Besides removing the winning video immediately, Creator Collective also spoke with ST and Business Times regarding their coverage of the competition.
They recommended that the team be disqualified and the grant of $7000 be revoked.
Furthermore, they put Syrena in touch with STB, and offered to produce a professional video for her, to which she would own full rights.
Both Joanne and the winning team requested to meet with Syrena in person to explain themselves.
“We communicated over email and I informed her that we were doing all we could on the eve of a public holiday. The post now implicated STB, who had actually alerted me to it. To be clear, I did not speak on behalf on STB. I was merely stating my opinion.
I was disappointed that, despite Creator Collective having done what we could when we were alerted about the problem and informing Syrena about our efforts, she decided to post what she did.
We understand that she was upset, but it’s not like we didn’t act on the issue, you know what I mean? That said, we also understand her need to be heard.”
Creator Collective also implied that Syrena’s Facebook post painted STB in a bad light, but she clarified that this is solely about Creator Collective and Magnificent 7. Syrena has also left comments on some public shares of her Facebook post that STB wasn’t aware of the situation.
Today, IP theft has become so common that it’s no longer sufficient to apologise when it happens. You don’t get to excuse yourself after you say you “meant no harm”.

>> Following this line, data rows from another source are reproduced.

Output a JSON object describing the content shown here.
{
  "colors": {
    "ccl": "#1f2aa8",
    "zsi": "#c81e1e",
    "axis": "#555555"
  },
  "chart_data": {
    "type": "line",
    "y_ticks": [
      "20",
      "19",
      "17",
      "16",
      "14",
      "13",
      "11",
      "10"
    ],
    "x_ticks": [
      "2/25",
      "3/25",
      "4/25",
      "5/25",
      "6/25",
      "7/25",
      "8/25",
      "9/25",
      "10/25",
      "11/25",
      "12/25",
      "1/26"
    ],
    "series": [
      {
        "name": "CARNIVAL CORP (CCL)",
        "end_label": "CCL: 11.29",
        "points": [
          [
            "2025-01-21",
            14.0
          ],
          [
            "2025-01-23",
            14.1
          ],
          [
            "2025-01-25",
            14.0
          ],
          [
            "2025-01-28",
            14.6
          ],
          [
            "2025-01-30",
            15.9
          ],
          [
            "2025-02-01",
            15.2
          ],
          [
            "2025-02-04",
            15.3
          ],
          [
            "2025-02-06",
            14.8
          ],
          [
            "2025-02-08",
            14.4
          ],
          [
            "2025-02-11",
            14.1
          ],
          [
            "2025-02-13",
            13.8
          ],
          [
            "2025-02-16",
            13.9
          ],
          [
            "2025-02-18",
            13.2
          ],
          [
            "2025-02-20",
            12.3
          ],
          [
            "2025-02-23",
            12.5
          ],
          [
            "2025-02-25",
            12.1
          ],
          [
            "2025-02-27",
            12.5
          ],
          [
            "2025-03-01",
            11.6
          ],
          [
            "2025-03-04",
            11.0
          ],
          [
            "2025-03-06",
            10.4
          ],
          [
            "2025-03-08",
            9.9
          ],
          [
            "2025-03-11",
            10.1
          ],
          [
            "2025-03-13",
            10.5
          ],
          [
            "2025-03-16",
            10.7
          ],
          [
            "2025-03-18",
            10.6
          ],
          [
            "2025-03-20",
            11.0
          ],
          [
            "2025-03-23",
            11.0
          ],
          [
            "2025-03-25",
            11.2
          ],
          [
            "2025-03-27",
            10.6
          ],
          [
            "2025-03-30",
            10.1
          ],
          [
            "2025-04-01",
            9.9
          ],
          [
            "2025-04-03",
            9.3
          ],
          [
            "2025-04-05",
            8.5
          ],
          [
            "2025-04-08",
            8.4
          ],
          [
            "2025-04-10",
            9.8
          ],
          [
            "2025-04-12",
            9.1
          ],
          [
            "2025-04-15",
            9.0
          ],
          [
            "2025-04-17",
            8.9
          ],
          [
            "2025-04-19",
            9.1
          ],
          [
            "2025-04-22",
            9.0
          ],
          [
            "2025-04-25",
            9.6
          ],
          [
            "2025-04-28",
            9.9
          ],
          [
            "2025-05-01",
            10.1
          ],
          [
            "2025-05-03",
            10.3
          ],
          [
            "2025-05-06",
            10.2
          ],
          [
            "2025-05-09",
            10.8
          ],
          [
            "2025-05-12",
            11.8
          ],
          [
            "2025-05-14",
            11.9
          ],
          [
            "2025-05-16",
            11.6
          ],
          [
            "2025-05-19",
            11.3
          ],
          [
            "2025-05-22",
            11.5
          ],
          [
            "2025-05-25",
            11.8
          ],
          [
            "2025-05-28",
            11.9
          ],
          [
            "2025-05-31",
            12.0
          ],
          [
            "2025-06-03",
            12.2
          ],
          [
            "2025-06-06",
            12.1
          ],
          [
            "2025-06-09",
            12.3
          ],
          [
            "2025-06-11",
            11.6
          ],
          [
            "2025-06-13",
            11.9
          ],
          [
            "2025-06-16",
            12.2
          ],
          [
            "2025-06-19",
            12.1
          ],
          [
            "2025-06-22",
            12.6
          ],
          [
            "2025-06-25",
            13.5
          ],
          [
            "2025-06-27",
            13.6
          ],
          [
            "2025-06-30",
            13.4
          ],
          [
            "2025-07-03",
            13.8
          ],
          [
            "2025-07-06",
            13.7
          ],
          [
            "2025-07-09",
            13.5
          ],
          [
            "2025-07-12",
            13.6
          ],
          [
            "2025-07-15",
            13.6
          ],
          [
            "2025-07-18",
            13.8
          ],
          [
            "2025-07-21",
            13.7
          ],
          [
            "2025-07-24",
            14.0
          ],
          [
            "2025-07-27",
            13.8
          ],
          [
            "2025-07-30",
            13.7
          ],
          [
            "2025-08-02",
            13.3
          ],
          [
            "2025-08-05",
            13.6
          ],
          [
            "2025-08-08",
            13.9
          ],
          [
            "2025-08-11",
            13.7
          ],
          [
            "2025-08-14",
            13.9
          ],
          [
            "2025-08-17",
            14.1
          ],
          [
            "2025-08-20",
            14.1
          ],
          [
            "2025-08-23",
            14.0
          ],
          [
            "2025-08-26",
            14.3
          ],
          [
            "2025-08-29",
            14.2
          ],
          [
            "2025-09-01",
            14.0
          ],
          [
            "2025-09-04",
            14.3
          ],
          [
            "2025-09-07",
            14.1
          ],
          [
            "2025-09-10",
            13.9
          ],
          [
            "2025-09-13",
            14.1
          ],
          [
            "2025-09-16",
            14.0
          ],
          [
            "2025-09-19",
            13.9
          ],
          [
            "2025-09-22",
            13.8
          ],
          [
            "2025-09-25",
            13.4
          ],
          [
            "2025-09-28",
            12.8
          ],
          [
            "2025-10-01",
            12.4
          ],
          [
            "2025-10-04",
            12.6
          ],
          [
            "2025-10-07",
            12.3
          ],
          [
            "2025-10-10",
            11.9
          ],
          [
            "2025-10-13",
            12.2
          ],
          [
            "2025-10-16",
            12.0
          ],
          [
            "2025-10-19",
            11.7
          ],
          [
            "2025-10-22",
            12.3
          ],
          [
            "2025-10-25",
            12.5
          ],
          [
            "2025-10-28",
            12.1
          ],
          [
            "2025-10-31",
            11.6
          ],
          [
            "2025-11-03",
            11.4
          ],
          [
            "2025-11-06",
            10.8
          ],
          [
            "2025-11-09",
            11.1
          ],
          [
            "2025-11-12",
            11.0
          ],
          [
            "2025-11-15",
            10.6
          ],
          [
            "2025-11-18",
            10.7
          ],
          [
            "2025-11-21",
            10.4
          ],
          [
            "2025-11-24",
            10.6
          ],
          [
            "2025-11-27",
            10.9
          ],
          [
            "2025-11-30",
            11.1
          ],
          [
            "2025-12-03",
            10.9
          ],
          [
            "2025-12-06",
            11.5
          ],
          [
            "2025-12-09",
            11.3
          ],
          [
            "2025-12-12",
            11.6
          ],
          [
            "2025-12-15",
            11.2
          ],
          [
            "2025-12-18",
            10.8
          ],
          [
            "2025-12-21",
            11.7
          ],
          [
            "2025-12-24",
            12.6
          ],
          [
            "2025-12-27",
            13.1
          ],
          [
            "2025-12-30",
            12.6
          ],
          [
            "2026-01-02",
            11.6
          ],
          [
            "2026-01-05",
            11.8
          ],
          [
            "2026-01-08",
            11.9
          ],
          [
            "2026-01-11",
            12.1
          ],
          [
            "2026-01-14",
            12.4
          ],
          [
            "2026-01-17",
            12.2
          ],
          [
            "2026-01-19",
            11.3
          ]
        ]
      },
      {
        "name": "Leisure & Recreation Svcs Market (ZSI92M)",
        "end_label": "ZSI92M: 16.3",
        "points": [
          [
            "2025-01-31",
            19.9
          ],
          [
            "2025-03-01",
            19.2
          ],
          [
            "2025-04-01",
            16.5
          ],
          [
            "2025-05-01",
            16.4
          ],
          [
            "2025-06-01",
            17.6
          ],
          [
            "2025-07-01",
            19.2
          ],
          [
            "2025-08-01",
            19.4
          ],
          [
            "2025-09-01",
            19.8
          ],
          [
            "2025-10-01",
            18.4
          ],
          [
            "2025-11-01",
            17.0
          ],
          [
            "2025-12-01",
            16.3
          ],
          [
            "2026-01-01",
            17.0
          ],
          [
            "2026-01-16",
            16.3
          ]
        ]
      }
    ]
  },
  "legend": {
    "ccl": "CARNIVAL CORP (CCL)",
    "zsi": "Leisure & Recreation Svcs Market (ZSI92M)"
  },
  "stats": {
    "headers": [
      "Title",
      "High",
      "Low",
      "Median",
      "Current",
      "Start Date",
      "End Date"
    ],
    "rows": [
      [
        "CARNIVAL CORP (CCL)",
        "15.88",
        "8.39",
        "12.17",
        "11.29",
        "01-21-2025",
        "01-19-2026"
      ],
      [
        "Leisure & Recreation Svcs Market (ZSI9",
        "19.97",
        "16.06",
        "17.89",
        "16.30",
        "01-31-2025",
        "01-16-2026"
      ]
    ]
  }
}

If Magnificent 7 or Creator Collective had any respect for original creators, such as Syrena, it would be clear what harm blatant deceit and plagiarism would cause in the first place. This should be even more obvious since they are creative professionals too.
Ultimately, it doesn’t matter if one didn’t intend to cause damage. Impact should always trump intent. At this point, an apology just isn’t good enough, and you can’t expect forgiveness just because you ‘removed’ said mistake.